Jared Bundgaard, owner of Michigan Property Managers in Berkley, blames the trend in part on people losing jobs and moving out of state. Because homeowners can’t sell their property for as much as they paid, he said, they’re renting to have a better chance of recouping their investment.
He calls such individuals “accidental landlords.”
While living in another state and paying mortgages in Michigan, the homeowners are essentially going broke and are forced to rent out their house to avoid foreclosure, Bundgaard said.
“Homeowners have no other choice but to rent,” he said. “The only buying that’s going on is more or less investors and people looking for opportunities.”
Charles Ballard, a professor of economics at Michigan State University, said there are two main reasons that more people are becoming tenants rather than buying.
First, he said, lenders’ standards for issuing mortgage loans have gone up.
“Credit conditions are tighter than they were before,” Ballard said. “The meltdown of the credit market led to a recession, and that really hurt the labor market.”
Second, Ballard said, homeownership isn’t as appealing as in the past.
“It’s lost some of its luster,” he said. “Renters have the advantage of not being tied down to that home.”
Michigan historically has had one of the highest rates of homeownership in the country.
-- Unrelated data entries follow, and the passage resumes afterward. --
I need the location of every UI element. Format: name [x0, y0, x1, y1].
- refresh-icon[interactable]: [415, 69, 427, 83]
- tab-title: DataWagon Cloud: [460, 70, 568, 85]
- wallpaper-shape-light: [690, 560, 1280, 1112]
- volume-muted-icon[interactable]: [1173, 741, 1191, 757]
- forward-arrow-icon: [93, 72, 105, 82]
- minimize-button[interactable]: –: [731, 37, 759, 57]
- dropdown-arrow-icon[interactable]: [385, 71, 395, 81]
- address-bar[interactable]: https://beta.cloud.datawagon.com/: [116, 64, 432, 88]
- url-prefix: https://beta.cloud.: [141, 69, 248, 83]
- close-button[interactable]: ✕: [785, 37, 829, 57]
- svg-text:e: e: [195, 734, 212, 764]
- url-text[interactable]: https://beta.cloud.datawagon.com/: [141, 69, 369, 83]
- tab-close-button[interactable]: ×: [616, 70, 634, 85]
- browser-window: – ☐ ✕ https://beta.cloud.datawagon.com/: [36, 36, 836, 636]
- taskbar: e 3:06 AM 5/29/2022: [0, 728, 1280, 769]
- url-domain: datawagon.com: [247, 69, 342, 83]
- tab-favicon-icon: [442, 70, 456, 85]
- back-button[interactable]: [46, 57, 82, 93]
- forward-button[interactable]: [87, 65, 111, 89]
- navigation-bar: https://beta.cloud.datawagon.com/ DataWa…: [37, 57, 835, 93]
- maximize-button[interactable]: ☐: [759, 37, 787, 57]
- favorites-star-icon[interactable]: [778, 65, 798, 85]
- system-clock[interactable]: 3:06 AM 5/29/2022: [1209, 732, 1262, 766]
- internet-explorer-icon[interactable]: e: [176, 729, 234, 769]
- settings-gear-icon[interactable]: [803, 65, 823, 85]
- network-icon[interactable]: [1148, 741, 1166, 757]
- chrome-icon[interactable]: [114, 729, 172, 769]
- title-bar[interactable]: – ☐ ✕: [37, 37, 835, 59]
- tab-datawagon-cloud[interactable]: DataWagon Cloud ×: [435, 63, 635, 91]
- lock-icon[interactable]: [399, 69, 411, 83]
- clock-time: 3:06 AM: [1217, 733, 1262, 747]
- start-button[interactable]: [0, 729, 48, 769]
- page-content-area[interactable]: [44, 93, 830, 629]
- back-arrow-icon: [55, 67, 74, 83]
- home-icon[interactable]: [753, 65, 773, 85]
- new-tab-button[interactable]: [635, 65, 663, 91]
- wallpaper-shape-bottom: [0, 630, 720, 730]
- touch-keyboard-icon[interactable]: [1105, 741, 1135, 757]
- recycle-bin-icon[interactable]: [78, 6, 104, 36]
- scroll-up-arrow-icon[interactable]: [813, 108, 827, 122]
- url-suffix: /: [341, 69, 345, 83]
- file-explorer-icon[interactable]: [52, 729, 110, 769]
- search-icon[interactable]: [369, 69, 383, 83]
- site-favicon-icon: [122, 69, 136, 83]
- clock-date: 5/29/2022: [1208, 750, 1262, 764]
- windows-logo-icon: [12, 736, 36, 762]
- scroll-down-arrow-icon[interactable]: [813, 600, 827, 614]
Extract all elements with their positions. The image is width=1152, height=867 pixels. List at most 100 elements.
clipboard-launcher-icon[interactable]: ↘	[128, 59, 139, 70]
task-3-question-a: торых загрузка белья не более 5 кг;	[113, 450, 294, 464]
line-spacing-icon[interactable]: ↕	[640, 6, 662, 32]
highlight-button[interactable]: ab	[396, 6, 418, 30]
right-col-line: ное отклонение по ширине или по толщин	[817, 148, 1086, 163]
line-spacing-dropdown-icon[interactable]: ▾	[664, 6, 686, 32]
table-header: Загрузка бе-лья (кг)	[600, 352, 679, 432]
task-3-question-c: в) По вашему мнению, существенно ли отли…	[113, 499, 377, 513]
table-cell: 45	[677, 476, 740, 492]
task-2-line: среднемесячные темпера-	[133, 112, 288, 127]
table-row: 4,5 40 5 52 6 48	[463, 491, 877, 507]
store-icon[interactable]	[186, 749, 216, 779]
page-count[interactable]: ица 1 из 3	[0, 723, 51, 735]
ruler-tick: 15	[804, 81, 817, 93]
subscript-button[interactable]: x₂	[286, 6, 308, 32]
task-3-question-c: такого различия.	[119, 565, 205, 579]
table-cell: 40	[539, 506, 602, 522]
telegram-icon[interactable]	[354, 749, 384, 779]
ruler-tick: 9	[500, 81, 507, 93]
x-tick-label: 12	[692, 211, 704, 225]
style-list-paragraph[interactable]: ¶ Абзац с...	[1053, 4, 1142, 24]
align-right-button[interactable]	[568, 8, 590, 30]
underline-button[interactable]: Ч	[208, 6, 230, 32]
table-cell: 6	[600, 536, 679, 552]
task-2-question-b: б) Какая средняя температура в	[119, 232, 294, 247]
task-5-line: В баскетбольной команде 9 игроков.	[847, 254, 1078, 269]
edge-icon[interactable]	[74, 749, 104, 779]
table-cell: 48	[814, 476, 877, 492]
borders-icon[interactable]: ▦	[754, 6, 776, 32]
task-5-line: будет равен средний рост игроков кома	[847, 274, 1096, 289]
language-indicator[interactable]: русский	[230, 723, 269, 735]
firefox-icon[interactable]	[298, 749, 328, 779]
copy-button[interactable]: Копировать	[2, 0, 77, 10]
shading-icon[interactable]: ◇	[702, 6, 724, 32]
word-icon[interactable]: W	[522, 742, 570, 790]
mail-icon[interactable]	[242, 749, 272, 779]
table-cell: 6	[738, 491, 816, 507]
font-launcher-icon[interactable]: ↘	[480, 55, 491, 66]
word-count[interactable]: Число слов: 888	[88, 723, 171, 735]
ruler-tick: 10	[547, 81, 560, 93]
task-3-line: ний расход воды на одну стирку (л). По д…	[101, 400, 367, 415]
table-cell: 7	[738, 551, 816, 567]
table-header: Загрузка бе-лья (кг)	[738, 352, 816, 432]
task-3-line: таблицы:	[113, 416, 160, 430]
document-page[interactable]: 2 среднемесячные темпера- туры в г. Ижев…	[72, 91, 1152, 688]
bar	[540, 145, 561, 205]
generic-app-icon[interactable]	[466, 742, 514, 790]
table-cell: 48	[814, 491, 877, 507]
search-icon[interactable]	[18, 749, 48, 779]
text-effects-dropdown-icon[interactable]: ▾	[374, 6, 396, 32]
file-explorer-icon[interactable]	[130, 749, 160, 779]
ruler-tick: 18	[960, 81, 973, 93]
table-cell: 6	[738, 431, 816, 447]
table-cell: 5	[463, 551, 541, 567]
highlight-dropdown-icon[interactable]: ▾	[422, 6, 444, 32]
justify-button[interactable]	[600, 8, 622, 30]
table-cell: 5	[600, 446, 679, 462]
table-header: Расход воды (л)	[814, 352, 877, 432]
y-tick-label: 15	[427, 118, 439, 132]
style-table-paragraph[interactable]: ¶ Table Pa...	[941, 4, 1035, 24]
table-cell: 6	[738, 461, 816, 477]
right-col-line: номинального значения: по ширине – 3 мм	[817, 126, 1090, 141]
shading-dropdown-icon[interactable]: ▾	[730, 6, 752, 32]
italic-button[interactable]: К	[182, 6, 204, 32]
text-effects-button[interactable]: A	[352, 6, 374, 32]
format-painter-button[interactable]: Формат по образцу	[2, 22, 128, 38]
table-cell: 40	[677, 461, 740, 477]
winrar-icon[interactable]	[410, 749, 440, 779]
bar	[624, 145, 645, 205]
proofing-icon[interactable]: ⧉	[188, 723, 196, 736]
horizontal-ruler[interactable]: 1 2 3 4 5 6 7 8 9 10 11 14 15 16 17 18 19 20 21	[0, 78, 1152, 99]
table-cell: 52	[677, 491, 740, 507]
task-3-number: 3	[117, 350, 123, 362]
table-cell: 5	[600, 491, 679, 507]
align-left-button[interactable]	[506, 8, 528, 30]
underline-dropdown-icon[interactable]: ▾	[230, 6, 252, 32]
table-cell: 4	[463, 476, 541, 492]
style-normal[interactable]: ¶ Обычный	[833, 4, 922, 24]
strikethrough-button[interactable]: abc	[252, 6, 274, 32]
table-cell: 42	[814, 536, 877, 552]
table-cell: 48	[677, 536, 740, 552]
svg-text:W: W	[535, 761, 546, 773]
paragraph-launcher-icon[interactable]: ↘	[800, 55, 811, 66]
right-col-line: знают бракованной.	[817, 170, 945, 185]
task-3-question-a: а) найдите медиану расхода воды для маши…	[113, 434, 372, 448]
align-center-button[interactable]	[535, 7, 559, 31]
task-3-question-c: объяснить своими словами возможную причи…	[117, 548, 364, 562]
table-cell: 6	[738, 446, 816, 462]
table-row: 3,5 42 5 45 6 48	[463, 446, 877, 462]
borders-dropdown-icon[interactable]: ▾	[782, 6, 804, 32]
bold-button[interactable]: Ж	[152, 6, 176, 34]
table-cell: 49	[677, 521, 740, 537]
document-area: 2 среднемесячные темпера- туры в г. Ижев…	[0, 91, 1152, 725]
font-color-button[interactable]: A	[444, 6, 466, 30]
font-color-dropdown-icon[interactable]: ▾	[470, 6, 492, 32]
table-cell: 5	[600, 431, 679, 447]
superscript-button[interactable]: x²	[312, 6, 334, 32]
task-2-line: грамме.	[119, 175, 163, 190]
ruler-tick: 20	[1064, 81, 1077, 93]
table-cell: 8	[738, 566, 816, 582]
When ownership peaked nationally in 2004 at 69 percent, the state was at 77 percent, according to the Census Bureau.
But the number of homeowners in Michigan has dropped about 1 percent annually for the past five years, the agency said.
RealtyTrac reports that in October, one of every 235 Michigan homes was in foreclosure, while the national rate was one in 389.
Among the 10 counties with the most foreclosures were Wayne, Oakland, Macomb, Genesee, Kent and Ingham, said RealtyTrac, a national online marketplace for foreclosed properties.
Meanwhile, the proportion of homes rented out has risen about 1 point each year, it said. Property management companies attribute the change to more foreclosures in a rough housing market.
Kelly Pangburn, a broker for Pangburn Properties in Grant, said she’s seen an increase of clients seeking to rent out their property in the last six months.
Pangburn said she understands why they’re coming to her, although she normally doesn’t handle property management.
“They just don’t know where else to turn,” she said. “We don’t have a facility or some kind of website for someone to look up for rental property.”
Many owners want to rent out their property either because they can’t sell it or because they can’t afford it, putting them on the verge of foreclosure, she said.
The Michigan Association of Realtors said home sales in October were down 23 percent from the same month last year.
“For the last two years, that’s when it started getting more intense,” Bundgaard said.
In the last month, about 20 people asked Bundgaard about renting their homes because they can’t sell them, a larger number than usual.
“It’s becoming more common today because their houses aren’t selling,” said Pangburn. “And if they are empty, they are considering renting.”